Title: Governor General and Commander-in-Chief of Canada = Gouverneur général et Commandant en chef du Canada
Term: 8 Feb 1995 - 7 Oct 1999
Chronology: 16 Jan 1995, appointed by Commission under the Great Seal of Canada [1]
  8 Feb 1995, took an oath of allegiance and an oath of office as Governor-General and Commander-in-Chief of Canada, public ceremony, Senate Chamber, Parliament Buildings, Ottawa, Ontario [2]
  7 Oct 1999, appointment superseded by the Commission of a successor effective on taking the prescribed oaths [3]

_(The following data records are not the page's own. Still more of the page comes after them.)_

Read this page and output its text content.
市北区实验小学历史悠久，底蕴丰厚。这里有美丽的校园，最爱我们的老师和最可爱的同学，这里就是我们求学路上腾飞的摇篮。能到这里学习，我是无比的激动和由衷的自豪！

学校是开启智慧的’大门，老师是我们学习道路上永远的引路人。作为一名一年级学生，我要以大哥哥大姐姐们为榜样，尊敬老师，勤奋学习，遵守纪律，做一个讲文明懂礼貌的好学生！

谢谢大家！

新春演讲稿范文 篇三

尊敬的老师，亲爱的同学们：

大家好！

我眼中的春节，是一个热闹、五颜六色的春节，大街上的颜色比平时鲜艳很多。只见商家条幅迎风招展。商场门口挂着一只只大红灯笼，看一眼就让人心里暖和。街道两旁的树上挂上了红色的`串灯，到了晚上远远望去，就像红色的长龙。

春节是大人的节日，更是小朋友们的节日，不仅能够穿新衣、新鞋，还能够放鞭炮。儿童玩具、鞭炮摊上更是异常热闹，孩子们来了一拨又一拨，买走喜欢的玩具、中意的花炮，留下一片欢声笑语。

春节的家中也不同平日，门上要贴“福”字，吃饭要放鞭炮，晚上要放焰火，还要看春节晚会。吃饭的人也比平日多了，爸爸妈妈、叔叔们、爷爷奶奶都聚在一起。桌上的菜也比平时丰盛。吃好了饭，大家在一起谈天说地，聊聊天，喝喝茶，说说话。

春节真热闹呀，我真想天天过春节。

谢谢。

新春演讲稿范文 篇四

Educated at St Joseph's University (now Université de Moncton) and University of Paris in France before teaching in New Brunswick in the 1950s; joined Radio-Canada as a journalist in 1960 and became press secretary to Prime Minister Lester Pearson in 1967; stayed on as press secretary to Prime Minister Pierre Trudeau until 1971 when he returned to Université de Moncton as director of public relations; was elected to the House of Commons, representing Westmorland-Kent, New Brunswick (1972-1984); served as Minister of State (Fisheries) (1974-1976), Minister of Fisheries and the Environment (1976-1979), Minister of Fisheries and Oceans (1980-1982), and Minister of Public Works and Minister responsible for the Canada Mortgage and Housing Corporation and the National Capital Commission (1982-1984); chose not to seek re-election in 1984 and was summoned to the Senate of Canada on 29 Jun 1984; was appointed Speaker of the Senate on 7 Dec 1993; a fluently bilingual Acadian, he was selected by Prime Minister Jean Chrétien in 1994 to succeed Ray Hhatyshyn as Governor General of Canada; was the first Maritimer and first Canadian of Acadian descent to hold the vice-regal office; instituted the Governor General's Caring Canadian Award in 1996 and the Governor General's Awards in Visual and Media Arts in 1999.
Biographical sources: The Canadian encyclopedia: year 2000 edition. McClelland & Stewart Inc., Toronto.

[1] Canada Gazette, Part I, Extra, No. 2, 8 Feb 1995, p. 3.
[2] Canada Gazette, Part I, Extra, No. 2, 8 Feb 1995, pp. (1)-2; Globe and Mail, 9 Feb 1995, pp. A01, A04, A23.
[3] Canada Gazette, Part I, Extra, No. 3, 7 Oct 1999 pp. (1)-2; Globe and Mail, 8 Oct 1999, pp. (A1), A3, A15.